Researchers admit that this is rather invasive, and requires a lot of
training - so those with devastating disabilities are certainly more
motivated to do it. But it's also the first step in a universal brain
interface, accessible to us all.
> On a less invasive and potentially more immediate level, the BrainPort,
developed by Wicab, uses a strip of electrodes on the tip of the tongue to
deliver a full range of sensory data to the brain. Just as Braille
substitutes tactile dots for letters, the BrainPort substitutes one set of
cues for another, except it does so directly to the brain, allowing for the
translation of more abstract information.

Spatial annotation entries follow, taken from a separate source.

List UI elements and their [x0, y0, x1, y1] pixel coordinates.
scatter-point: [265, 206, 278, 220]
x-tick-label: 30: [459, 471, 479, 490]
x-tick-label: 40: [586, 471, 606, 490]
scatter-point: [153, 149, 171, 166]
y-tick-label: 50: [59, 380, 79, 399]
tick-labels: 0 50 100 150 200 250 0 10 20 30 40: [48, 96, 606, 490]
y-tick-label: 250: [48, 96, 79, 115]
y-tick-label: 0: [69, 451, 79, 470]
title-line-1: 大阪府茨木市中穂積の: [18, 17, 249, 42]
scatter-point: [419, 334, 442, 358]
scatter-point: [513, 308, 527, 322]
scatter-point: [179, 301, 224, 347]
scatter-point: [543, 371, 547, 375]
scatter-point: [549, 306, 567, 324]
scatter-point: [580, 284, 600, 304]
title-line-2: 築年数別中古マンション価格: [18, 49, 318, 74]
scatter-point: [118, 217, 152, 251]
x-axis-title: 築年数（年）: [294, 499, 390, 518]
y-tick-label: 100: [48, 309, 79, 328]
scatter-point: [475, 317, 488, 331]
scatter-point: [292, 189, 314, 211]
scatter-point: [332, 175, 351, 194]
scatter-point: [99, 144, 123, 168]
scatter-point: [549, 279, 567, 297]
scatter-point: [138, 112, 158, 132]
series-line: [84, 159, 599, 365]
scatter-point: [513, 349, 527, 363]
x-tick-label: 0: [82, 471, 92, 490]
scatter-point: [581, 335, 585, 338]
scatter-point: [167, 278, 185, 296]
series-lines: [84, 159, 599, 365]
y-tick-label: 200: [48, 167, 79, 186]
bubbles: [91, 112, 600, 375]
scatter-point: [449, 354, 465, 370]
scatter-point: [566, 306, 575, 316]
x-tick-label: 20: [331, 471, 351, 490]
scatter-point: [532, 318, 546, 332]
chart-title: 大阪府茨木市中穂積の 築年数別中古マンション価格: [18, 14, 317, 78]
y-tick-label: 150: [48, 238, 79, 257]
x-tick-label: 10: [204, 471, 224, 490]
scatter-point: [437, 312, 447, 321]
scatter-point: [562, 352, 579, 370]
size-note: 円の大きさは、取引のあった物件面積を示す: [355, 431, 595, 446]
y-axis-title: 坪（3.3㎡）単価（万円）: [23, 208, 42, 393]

> Wicab's promotional material reveals a lot about the way such technologies
tend to evolve: "Proven applications include normal balance control for
disabled vestibular patients, vision for the blind, and a whole new
dimension in video games." Tackling inner ear disease brings us a better
Super Mario.
> Moreover, while direct-to-brain interfaces have the potential to make
communications technologies more accessible to people with a broad range of
disabilities, they only reinforce the need for us to incorporate universal
accessibility strategies sooner than later. After all, you wouldn't want to
tab mentally through 20 menus while holding down Menu-Left Arrow just to
check your SMS messages while you're seeing with your tongue.